A preliminary hearing for the younger of two men accused of raping 14-year-old girl inside a bathroom stall at Rockville High School will be postponed until April 7, a Maryland judge ruled Friday.

Jose Montano, 17, appeared in Montgomery County District Court on Friday where prosecutors requested a continuance in the case, saying new information about the case was “coming in daily.”

A day earlier, a judge rejected Mr. Montano’s request to be released on bail.
Mr. Montano, who is charged as an adult, and 18-year-old Henry Sanchez-Milian are both facing charges of rape in a case that has sparked national scrutiny of immigration practices and city’s so-called “sanctuary” policies for illegal immigrants.

Police said the two boys forced the 14-year-old girl into a boy’s bathroom stall at the high school and took turns raping her and sexually assaulting her. But Mr. Montano’s defense attorneys have contended that the sex acts were consensual, saying the girl had previously had sexual encounters with Mr. Montano. Citing messages exchanged between the two, defense attorney Maria Mena said the pair had planned to meet the day of the rape to have sex and that the girl “was not blindsided.”
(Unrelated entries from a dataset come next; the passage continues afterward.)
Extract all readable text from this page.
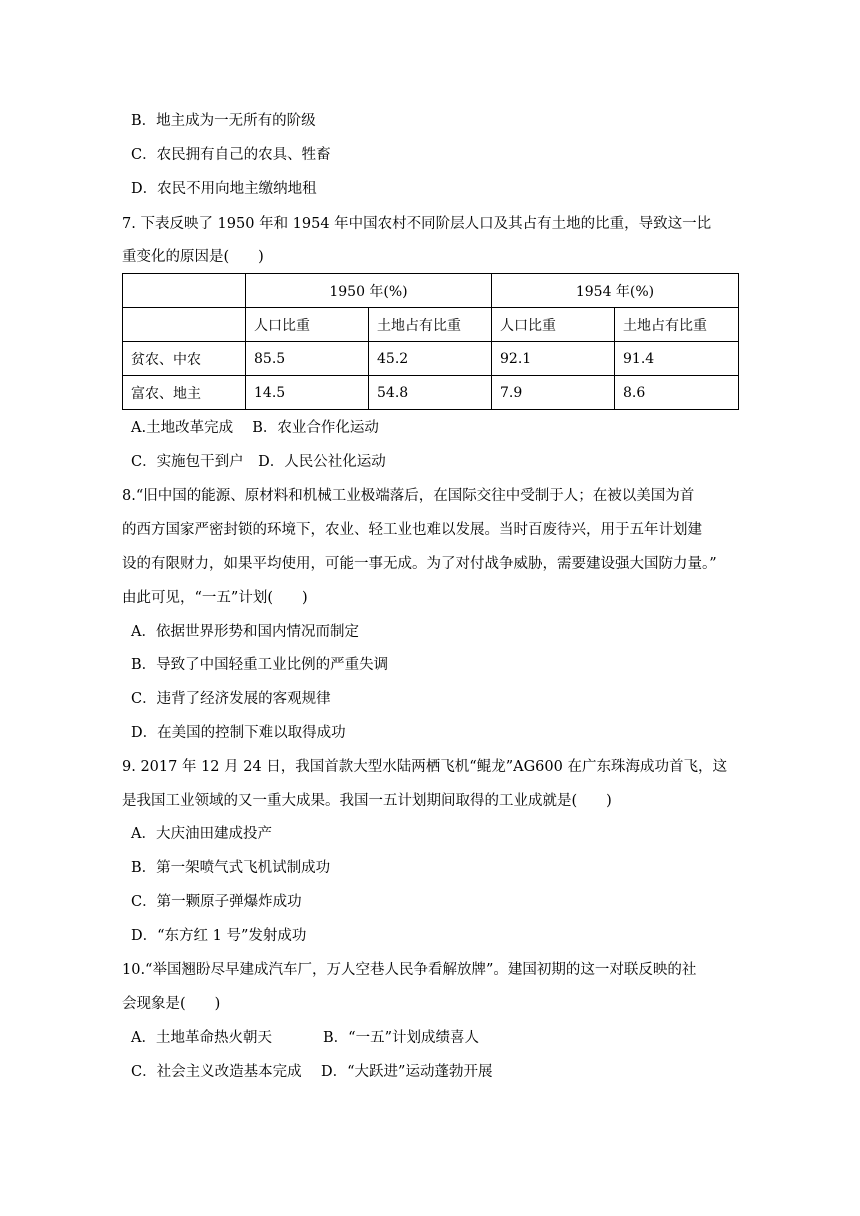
B．地主成为一无所有的阶级
C．农民拥有自己的农具、牲畜
D．农民不用向地主缴纳地租
7. 下表反映了 1950 年和 1954 年中国农村不同阶层人口及其占有土地的比重，导致这一比
重变化的原因是(　　)
	1950 年(%)		1954 年(%)	
	人口比重	土地占有比重	人口比重	土地占有比重
贫农、中农	85.5	45.2	92.1	91.4
富农、地主	14.5	54.8	7.9	8.6
A.土地改革完成　 B．农业合作化运动
C．实施包干到户　D．人民公社化运动
8.“旧中国的能源、原材料和机械工业极端落后，在国际交往中受制于人；在被以美国为首
的西方国家严密封锁的环境下，农业、轻工业也难以发展。当时百废待兴，用于五年计划建
设的有限财力，如果平均使用，可能一事无成。为了对付战争威胁，需要建设强大国防力量。”
由此可见，“一五”计划(　　)
A．依据世界形势和国内情况而制定
B．导致了中国轻重工业比例的严重失调
C．违背了经济发展的客观规律
D．在美国的控制下难以取得成功
9. 2017 年 12 月 24 日，我国首款大型水陆两栖飞机“鲲龙”AG600 在广东珠海成功首飞，这
是我国工业领域的又一重大成果。我国一五计划期间取得的工业成就是(　　)
A．大庆油田建成投产
B．第一架喷气式飞机试制成功
C．第一颗原子弹爆炸成功
D．“东方红 1 号”发射成功
10.“举国翘盼尽早建成汽车厂，万人空巷人民争看解放牌”。建国初期的这一对联反映的社
会现象是(　　)
A．土地革命热火朝天	B．“一五”计划成绩喜人
C．社会主义改造基本完成 D．“大跃进”运动蓬勃开展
The girl did not tell police anything about the prior encounters after she reported the incident, Ms. Mena said.

“She didn’t disclose the fact this was preplanned the night before,” she said.
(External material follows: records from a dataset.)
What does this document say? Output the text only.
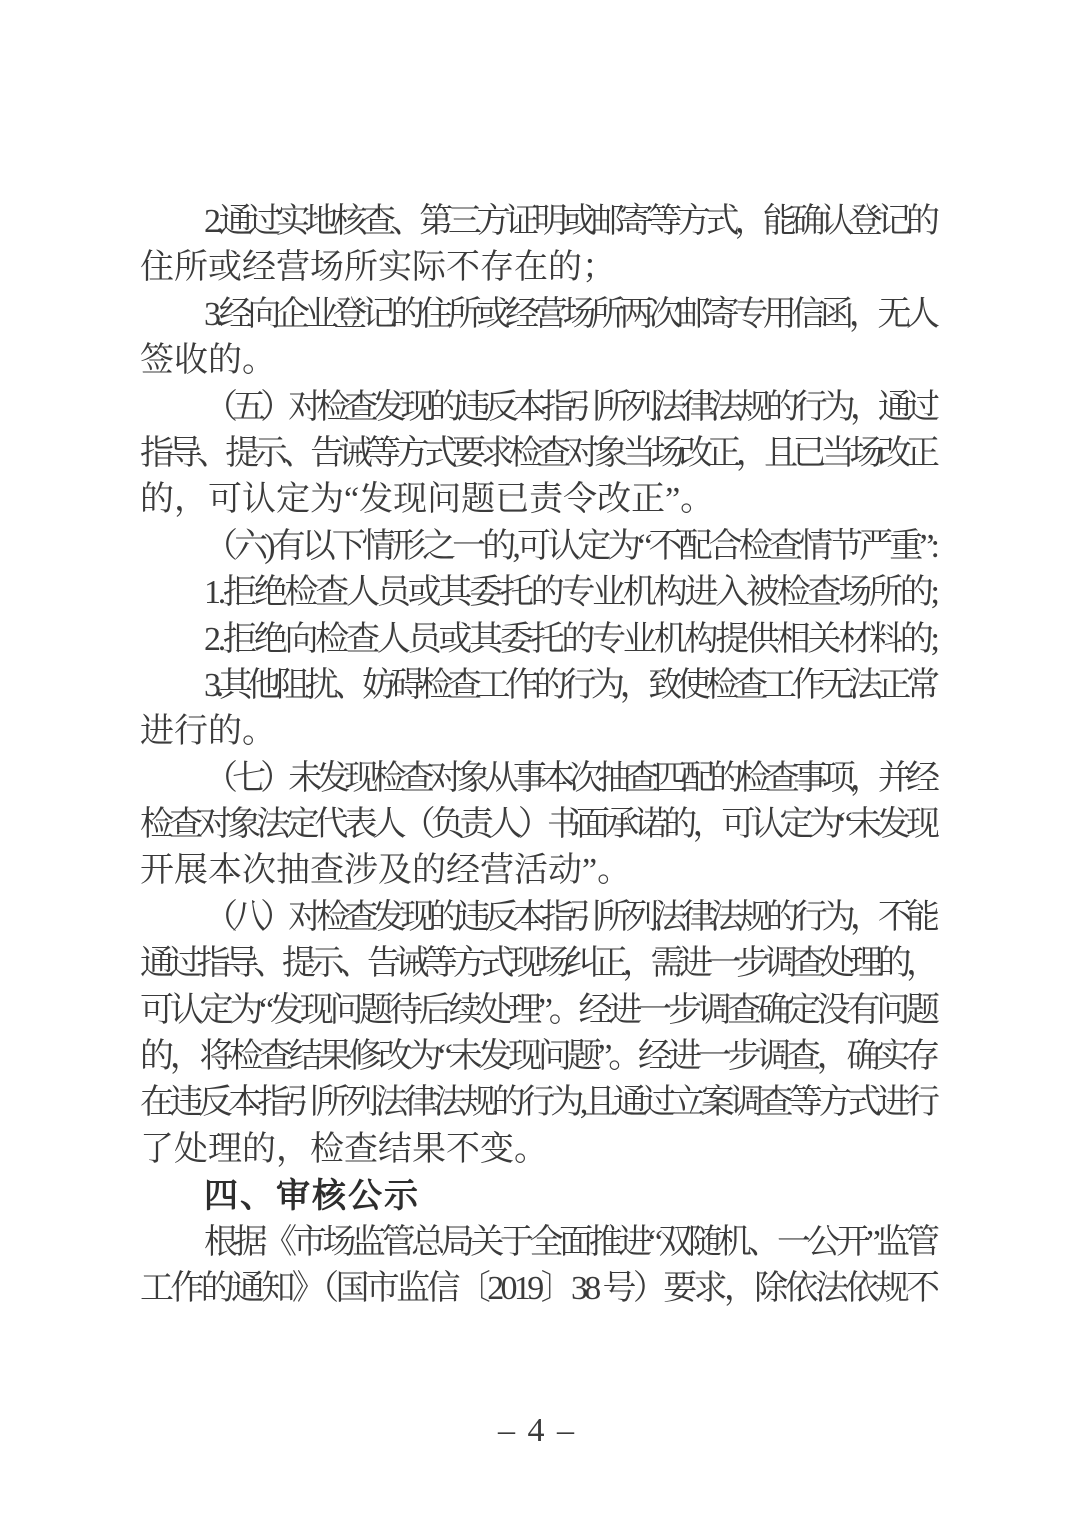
2.通过实地核查、第三方证明或邮寄等方式，能确认登记的
住所或经营场所实际不存在的；
3.经向企业登记的住所或经营场所两次邮寄专用信函，无人
签收的。
（五）对检查发现的违反本指引所列法律法规的行为，通过
指导、提示、告诫等方式要求检查对象当场改正，且已当场改正
的，可认定为“发现问题已责令改正”。
（六)有以下情形之一的,可认定为“不配合检查情节严重”:
1.拒绝检查人员或其委托的专业机构进入被检查场所的;
2.拒绝向检查人员或其委托的专业机构提供相关材料的;
3.其他阻扰、妨碍检查工作的行为，致使检查工作无法正常
进行的。
（七）未发现检查对象从事本次抽查匹配的检查事项，并经
检查对象法定代表人（负责人）书面承诺的，可认定为“未发现
开展本次抽查涉及的经营活动”。
（八）对检查发现的违反本指引所列法律法规的行为，不能
通过指导、提示、告诫等方式现场纠正，需进一步调查处理的，
可认定为“发现问题待后续处理”。经进一步调查确定没有问题
的，将检查结果修改为“未发现问题”。经进一步调查，确实存
在违反本指引所列法律法规的行为,且通过立案调查等方式进行
了处理的，检查结果不变。
四、审核公示
根据《市场监管总局关于全面推进“双随机、一公开”监管
工作的通知》（国市监信〔2019〕38 号）要求，除依法依规不
– 4 –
Prosecutors have said text messages between the two boys show they plotted to have Mr. Montano convince the girl to have sex with him, and then for Mr. Sanchez-Milian to interrupt them and threaten to tell a teacher unless he was allowed to join in.

Immigration authorities have confirmed that Mr. Sanchez-Milian, a Guatemalan native, was in the county illegally. They said he was stopped by immigration agents while sneaking into the country last summer, but because he was 17 at the time, he was released and eventually traveled to Montgomery County to reside with family members there.

Authorities have disclosed less information about Mr. Montano, citing his age.
But his defense attorneys said Friday that Mr. Montano is from El Salvador and traveled to the United States last year after the death of an elderly guardian, who had adopted him following his mother’s death. It was unclear whether Mr. Montano illegally sneaked across the border or may have been permitted to travel legally, said his defense attorney David Wooten, adding that he did not believe his client had obtained a visa but that he also was not aware of any immigration detainer issued by authorities.

Mr. Wooten said Mr. Montano’s adopted family members are U.S. citizens and that if he acquitted of the crime, he “will have a chance to obtain legal residency.”

While several family members and friends attended Friday’s court hearing, some waiving at Mr. Montano as he was led out of the courtroom, they declined to talk with reporters.